Al riguardo bisogna osservare rigorosamente le seguenti misure:

  • Le attività di ristorazione possono essere svolte tra le 7 e le 19.
  • Gli ospiti devono lasciare le terrazze e i giardini entro e non oltre 30 minuti dalla fine dell’orario di apertura consentito.
  • È consentito il solo il servizio ai tavoli e rispettando la distanza tra le persone di 1,5 metri e di almeno 3 metri tra i bordi dei tavoli.
  • A un tavolo possono sedersi al massimo 4 persone.
  • Gli ospiti possono accedere alla parte chiusa dell’esercizio di ristorazione solo per utilizzare i servizi igienici. 
  • I dipendenti e gli ospiti devono indossare sempre la mascherina, gli ospiti possono toglierla quando sono seduti a tavola.
  • I dipendenti devono essere sottoposti a test una volta alla settimana, ad eccezione di coloro che hanno il relativo attestato di vaccinazione, ovvero sono guariti dalla malattia.

Interno dei locali di ristorazione

All’interno dei locali di ristorazione si possono trovare solo gli ospiti che hanno:

  • un risultato negativo per il virus SARS-CoV-2 effettuato con il test PCR o il test rapido antigenico HAG che non è più vecchio di 48 ore dal prelievo del tampone;
  • un attestato di vaccinazione contro il COVID-19 con cui attestano che:
    • sono passati almeno sette giorni dalla ricezione della seconda dose del vaccino Comirnaty del produttore Biontech/Pfizer, almeno 14 giorni dal vaccino COVID-19 del produttore Moderna, almeno 14 giorni dal vaccino Sputnik V del produttore russo, il Centro nazionale di ricerca epidemiologica e microbiologica Gamaleja, almeno 14 giorni dal vaccino CoronaVac del produttore Sinovac Biotech o del vaccino COVID-19 del produttore Sinopharm,
    • sono passati almeno 21 giorni dalla prima dose del vaccino Vaxzevria (COVID-19 Vaccine) del produttore AstraZeneca o del vaccino Covishield del produttore Serum Institute of India/AstraZeneca,
    • sono passati almeno 14 giorni dalla dose del vaccino COVID-19 Vaccine Janssen del produttore Johnson in Johnson/Janssen-Cilag;
  • un certificato del risultato positivo del test molecolare (PCR) che è più vecchio di 10 giorni, tuttavia non anteriore a sei mesi o
  • un certificato del medico da cui risulta che sono guarite dal COVID-19 e non sono trascorsi più di sei mesi dall’inizio dei sintomi.
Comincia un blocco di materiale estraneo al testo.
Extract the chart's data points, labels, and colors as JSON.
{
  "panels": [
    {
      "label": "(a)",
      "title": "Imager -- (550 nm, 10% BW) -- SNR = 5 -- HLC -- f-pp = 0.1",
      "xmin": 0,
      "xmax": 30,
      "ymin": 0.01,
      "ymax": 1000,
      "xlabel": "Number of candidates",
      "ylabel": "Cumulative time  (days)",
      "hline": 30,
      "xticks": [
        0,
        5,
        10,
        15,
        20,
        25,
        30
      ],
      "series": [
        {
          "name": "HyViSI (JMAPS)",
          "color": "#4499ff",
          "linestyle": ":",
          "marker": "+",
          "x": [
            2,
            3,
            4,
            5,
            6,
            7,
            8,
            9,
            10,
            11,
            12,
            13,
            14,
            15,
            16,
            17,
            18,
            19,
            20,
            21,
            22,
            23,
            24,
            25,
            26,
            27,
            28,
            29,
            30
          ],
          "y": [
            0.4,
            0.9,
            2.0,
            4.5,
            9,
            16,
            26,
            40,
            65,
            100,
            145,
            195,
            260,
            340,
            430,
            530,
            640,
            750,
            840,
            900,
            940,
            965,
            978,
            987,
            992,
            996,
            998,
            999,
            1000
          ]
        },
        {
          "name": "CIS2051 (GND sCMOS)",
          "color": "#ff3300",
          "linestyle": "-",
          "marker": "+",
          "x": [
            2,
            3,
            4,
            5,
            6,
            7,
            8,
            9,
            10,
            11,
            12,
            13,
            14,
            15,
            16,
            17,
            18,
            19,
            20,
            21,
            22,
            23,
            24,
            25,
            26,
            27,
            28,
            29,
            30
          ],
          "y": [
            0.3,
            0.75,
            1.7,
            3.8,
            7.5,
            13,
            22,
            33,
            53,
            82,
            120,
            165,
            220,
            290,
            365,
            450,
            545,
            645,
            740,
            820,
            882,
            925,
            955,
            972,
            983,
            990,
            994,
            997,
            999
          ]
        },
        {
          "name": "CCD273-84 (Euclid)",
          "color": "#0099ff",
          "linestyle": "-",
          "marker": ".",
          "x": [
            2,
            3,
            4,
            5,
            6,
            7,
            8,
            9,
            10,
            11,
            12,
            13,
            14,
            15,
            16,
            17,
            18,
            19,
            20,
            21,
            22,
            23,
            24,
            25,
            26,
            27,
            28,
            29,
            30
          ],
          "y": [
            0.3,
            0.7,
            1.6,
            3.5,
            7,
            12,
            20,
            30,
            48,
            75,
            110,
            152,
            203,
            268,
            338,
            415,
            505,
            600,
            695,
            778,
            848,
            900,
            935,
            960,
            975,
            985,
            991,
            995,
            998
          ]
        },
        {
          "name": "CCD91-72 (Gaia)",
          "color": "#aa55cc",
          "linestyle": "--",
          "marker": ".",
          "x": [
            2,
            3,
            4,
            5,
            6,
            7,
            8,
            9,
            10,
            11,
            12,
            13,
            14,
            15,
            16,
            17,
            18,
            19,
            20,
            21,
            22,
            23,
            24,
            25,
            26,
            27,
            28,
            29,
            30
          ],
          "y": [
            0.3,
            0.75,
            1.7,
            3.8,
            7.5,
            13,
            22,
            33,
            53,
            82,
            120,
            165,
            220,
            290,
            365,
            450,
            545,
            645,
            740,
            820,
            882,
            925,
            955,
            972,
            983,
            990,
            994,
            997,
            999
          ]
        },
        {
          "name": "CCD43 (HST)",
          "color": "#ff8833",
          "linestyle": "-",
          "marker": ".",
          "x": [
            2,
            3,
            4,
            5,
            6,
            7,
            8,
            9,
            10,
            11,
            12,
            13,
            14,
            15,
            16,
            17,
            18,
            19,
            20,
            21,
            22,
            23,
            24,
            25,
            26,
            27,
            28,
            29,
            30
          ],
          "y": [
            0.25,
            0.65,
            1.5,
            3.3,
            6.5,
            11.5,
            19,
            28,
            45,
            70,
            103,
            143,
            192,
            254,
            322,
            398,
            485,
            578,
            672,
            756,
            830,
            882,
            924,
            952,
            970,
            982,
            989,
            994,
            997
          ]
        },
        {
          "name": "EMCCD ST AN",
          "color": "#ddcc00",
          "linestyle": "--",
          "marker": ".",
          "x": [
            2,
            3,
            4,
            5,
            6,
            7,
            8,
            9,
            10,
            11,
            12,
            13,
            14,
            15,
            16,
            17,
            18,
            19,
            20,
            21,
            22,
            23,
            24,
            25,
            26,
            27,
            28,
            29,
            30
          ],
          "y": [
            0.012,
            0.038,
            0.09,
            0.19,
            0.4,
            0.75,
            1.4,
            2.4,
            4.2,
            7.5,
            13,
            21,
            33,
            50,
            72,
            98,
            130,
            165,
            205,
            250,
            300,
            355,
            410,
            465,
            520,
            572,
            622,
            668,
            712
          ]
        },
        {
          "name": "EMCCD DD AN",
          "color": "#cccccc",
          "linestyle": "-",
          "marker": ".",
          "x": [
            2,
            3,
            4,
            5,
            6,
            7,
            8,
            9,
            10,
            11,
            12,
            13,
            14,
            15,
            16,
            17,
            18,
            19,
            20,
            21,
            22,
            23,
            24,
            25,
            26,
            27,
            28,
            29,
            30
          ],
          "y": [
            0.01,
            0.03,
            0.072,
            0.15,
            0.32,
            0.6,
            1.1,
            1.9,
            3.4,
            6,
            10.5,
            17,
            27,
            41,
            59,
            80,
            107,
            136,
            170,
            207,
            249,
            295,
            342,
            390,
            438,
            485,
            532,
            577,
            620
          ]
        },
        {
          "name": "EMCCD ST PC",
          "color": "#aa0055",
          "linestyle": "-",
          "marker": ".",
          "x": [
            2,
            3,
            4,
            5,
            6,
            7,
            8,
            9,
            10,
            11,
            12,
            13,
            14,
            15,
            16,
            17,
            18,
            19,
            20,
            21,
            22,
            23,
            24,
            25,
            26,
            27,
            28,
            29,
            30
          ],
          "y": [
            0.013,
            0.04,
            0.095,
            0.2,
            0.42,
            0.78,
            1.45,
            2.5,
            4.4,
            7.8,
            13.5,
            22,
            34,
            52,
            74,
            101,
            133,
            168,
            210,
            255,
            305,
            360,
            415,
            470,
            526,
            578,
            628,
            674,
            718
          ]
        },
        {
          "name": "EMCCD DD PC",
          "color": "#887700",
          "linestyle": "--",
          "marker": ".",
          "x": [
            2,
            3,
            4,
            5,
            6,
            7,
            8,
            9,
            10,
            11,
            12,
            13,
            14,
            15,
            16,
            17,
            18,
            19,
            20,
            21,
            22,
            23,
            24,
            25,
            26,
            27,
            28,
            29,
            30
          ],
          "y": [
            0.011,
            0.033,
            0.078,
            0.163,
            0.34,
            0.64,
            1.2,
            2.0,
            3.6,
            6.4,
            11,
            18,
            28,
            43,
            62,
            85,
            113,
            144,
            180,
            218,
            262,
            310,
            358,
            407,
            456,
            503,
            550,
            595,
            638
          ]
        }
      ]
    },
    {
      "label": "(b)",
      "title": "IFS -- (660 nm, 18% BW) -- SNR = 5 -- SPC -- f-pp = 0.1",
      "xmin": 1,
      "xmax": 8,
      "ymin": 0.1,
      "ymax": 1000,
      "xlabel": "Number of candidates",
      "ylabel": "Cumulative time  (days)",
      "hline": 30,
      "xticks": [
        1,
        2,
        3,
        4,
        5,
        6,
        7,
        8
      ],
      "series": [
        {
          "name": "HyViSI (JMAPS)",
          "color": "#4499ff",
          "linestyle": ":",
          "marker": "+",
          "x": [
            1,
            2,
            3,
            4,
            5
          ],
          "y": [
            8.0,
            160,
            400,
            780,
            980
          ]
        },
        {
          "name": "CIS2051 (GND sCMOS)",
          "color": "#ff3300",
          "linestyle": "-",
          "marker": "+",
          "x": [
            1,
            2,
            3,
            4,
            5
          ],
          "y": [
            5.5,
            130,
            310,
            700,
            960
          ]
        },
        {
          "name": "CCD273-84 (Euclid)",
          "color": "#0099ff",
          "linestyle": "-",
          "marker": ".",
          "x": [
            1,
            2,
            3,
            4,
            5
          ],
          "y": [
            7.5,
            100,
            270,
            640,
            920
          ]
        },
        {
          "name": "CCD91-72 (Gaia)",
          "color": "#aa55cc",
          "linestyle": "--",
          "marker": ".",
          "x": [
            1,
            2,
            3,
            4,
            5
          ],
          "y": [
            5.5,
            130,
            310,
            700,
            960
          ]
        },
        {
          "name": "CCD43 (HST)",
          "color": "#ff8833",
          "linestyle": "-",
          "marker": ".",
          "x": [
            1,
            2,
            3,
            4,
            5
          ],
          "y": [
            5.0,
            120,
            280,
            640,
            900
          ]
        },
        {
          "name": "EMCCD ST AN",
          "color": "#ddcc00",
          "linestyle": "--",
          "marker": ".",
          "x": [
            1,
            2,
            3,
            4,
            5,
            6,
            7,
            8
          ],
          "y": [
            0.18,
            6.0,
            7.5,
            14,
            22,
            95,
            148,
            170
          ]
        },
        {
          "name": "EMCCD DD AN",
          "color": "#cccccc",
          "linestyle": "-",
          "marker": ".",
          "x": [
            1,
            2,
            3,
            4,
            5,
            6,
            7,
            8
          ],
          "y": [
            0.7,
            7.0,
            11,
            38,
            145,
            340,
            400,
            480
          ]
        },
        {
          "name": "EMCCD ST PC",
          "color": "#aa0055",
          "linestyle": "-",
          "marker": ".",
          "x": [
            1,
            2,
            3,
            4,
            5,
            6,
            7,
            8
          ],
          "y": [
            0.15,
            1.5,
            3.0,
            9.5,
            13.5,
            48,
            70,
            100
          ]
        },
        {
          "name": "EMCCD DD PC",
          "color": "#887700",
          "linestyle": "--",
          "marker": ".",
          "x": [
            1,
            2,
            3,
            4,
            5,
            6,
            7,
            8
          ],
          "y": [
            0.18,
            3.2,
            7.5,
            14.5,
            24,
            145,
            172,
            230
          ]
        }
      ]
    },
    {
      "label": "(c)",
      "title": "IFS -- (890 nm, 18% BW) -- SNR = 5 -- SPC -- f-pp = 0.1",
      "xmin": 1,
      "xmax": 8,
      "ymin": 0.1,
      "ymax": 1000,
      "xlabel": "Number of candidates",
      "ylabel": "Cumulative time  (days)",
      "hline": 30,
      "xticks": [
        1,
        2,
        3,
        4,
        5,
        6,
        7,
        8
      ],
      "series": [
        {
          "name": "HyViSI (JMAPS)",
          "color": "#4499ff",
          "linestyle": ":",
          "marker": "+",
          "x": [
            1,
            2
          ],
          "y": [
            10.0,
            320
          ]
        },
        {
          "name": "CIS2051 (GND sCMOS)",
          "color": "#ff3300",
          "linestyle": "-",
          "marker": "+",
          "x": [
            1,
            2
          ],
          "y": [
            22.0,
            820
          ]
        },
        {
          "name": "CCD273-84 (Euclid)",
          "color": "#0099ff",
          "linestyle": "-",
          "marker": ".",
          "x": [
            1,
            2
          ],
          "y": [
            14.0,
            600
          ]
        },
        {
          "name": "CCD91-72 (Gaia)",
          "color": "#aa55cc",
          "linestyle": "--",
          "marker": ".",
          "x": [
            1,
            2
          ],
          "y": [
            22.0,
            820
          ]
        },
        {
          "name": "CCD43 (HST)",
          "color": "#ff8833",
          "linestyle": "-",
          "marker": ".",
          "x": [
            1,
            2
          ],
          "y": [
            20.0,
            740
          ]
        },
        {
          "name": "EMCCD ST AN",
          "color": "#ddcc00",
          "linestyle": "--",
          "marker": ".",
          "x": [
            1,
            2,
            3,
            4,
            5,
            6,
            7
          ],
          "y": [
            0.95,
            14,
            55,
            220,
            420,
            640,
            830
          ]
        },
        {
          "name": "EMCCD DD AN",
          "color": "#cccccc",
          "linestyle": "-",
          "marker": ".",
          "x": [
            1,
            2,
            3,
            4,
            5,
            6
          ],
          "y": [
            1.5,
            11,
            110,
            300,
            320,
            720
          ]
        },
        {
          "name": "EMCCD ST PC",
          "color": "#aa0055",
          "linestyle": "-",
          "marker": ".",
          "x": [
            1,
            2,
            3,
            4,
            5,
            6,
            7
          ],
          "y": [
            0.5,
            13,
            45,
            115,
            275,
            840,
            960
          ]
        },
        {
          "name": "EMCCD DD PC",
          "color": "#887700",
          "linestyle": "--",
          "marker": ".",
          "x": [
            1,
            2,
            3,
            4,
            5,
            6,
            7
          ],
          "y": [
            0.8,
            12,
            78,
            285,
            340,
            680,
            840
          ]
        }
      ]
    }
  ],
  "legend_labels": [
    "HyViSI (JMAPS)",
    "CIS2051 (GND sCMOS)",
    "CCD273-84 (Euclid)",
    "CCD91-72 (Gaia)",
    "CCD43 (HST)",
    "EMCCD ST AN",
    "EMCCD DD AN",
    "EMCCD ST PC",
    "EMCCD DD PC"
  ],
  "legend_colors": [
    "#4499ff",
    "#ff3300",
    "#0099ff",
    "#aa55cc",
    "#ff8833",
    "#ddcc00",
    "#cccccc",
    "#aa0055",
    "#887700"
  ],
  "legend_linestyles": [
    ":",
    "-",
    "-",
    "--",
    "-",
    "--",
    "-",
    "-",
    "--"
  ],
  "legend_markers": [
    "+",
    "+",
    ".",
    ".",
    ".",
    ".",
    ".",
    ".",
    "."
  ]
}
Tutte le persone di età inferiore ai 15 anni, e che si trovano insieme ai familiari o ai tutori, possono stare all’interno di un locale di ristorazione senza aver effettuato il test per la presenza del virus SARS-CoV-2 e in assenza degli altri attestati di cui sopra.

Se l’ospite non vuole esibire l’attestato, il fornitore dei servizi di ristorazione può rifiutare l’ospite.

Non è consentita l’apertura dei club notturni, dei night bar e delle discoteche.